En interne, le service public met en œuvre des protocoles de conservation de l'énergie plus stricts, améliore l'efficacité opérationnelle, optimise les opérations de flotte et renforce les systèmes de surveillance de l'énergie. Bien que de telles mesures ne puissent pas protéger les Philippines des chocs pétroliers mondiaux, elles représentent un effort préventif pour adoucir leur impact national.

Les marchés du fret amplifient l'effet

Le carburant de soute représente 40 % à 60 % des coûts d'exploitation pour les transporteurs maritimes. Une augmentation soutenue de 30 % des prix de soute pourrait augmenter les taux de fret mondiaux de 10 % à 25 %, même sans hausse de la demande. Les fabricants philippins important des biens intermédiaires feraient face à des coûts logistiques plus élevés, des marges d'exploitation plus minces et des cycles d'inventaire plus longs.
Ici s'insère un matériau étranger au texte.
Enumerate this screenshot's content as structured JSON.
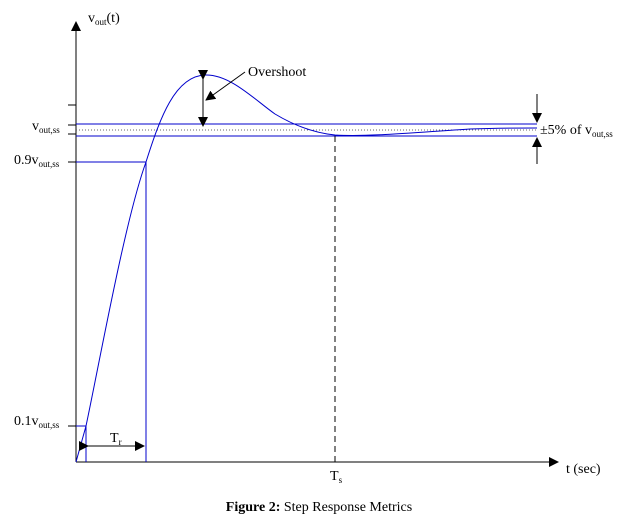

Les états financiers des entreprises ne feront pas référence aux frappes de missiles dans le Golfe. Ils montreront une augmentation du coût des ventes, un rétrécissement des marges d'exploitation et des cycles de fonds de roulement plus longs.

C'est ainsi que le choc géopolitique migre silencieusement vers la saison des résultats.

L'implication mondiale plus large est inquiétante. La région du Golfe représente environ 30 % des exportations mondiales de pétrole par mer. Les perturbations affectant les terminaux d'exportation, les pipelines ou les infrastructures de raffinage peuvent se propager vers l'extérieur à travers la chaîne d'approvisionnement mondiale car les tampons de stockage sont limités et le commerce moderne fonctionne selon une logistique en flux tendu.

Le marché énergétique moderne fonctionne sur des coussins étroits. Retirez une partie de ce coussin, et la volatilité s'accélère.

Comme la plupart des économies importatrices d'énergie, les Philippines ne contrôlent pas cette variable. Elles l'absorbent.

Si le pétrole se stabilise autour de 90 dollars, le choc reste gérable. À $110, la gestion de l'inflation devient considérablement plus difficile. À 120 dollars ou plus, la Bangko Sentral ng Pilipinas (BSP) pourrait faire face à un choix inconfortable entre défendre la stabilité des prix et soutenir la croissance économique. – Rappler.com

Sources : Cette analyse s'appuie sur des reportages vérifiés et des données de marché de Reuters, Al Jazeera, et The Guardian, ainsi que sur des statistiques du marché de l'énergie de la U.S. Energy Information Administration, des données de production et de capacité de réserve de l'Organisation des pays exportateurs de pétrole, et des références d'expédition et d'assurance compilées par S&P Global Commodity Insights. Les estimations de la demande énergétique philippine, de l'exposition aux importations et de la transmission des prix ont été dérivées de données accessibles au public du Département de l'Énergie, de la Bangko Sentral ng Pilipinas, et de divulgations de l'industrie incluant des déclarations de la Manila Electric Company concernant les évaluations de l'approvisionnement et des risques liés au carburant.